“DISlessiA” attraverso la mente e il cuore di Francesco Riva in scena al Teatro Villa dei Leoni di Mira

“Occhi scuri, enormi, pieni di curiosità, con smania di ascoltare il mondo”: così è descritto Giacomo Rossi, protagonista del monologo portato in scena giovedì 19 aprile da Francesco Riva presso il Teatro Villa dei Leoni di Mira. L’autore e attore del testo ha letteralmente incantato gli spettatori raccontando alla sua maniera il problema o, ancor meglio, la “caratteristica”, come lui stesso preferisce definirla, della dislessia. Francesco mostra il mondo attraverso gli occhi di Giacomo, un bambino dislessico, disgrafico e discalculico, che per anni subisce l’incomprensione, la derisione e le offese di insegnanti, compagni e familiari che lo ritengono svogliato e ritardato, tanto da iniziare a vedere il mondo solamente in bianco e nero. La vera magia accade quando Francesco conosce Andrea, figura che incarna l’insegnante in grado di vedere oltre, di approfondire, di sostenere e spronare il ragazzino, che improvvisamente sembra rinascere, tanto da tornare a disegnare con tutti i colori del tramonto. Sul palco solo Francesco e una sedia per tutta la durata dello spettacolo, che però grazie alla forte presenza scenica dell’attore, alla sua genuinità e limpidezza, sanno trasportare il pubblico in mondi diversi senza mai cadere in luoghi comuni e banalità. Fortissima la chiave dell’ironia, utilizzata per comunicare che la dislessia non è una patologia, bensì un disturbo dell’apprendimento che va trattato con gli strumenti adatti, soprattutto negli ambienti scolastici e accademici. Leonardo da Vinci, Steven Spielberg, Mozart, sono solo alcuni dei grandi nomi citati da Riva come esempio di personaggi brillanti che hanno saputo fare grandi cose, semplicemente perché, come sosteneva Albert Einstein: “tutti siamo dei geni. Ma se si giudica un pesce dalle sue capacità di arrampicarsi sugli alberi, esso crederà per tutta la vita di essere stupido”.

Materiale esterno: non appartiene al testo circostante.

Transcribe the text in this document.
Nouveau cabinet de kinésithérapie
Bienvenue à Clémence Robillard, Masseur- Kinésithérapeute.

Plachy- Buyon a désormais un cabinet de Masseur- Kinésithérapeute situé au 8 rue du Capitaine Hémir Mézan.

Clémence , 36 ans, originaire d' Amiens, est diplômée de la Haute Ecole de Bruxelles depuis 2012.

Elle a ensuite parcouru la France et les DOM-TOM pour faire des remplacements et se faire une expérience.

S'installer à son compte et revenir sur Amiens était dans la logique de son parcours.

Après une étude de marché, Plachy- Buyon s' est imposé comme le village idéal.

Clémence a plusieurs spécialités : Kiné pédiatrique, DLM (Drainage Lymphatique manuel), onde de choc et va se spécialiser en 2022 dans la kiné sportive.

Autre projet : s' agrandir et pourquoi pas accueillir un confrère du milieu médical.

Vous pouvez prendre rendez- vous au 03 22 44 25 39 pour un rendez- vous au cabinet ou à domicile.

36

Francesco Riva è autore del libro autobiografico “Il pesce che scese dall’albero – La mia storia di dislessico felice” (Sperling & Kupfer), la cui prefazione è stata scritta dal prof. Giacomo Stella, uno dei maggiori conoscitori della Dislessia e cofondatore di AID (Associazione Italiana Dislessia), che afferma:  “alla fine mi sono convinto che non servono le mie chiacchiere per spiegare la dislessia: è molto meglio sentire il suo monologo, entrare con lui nel gorgo confuso e doloroso dell’incomprensione e dei rimproveri… oppure delle brucianti derisioni…. per poi prendere improvvisamente cuore e speranza perché è arrivato qualcuno che invece di irriderti ti incoraggia”.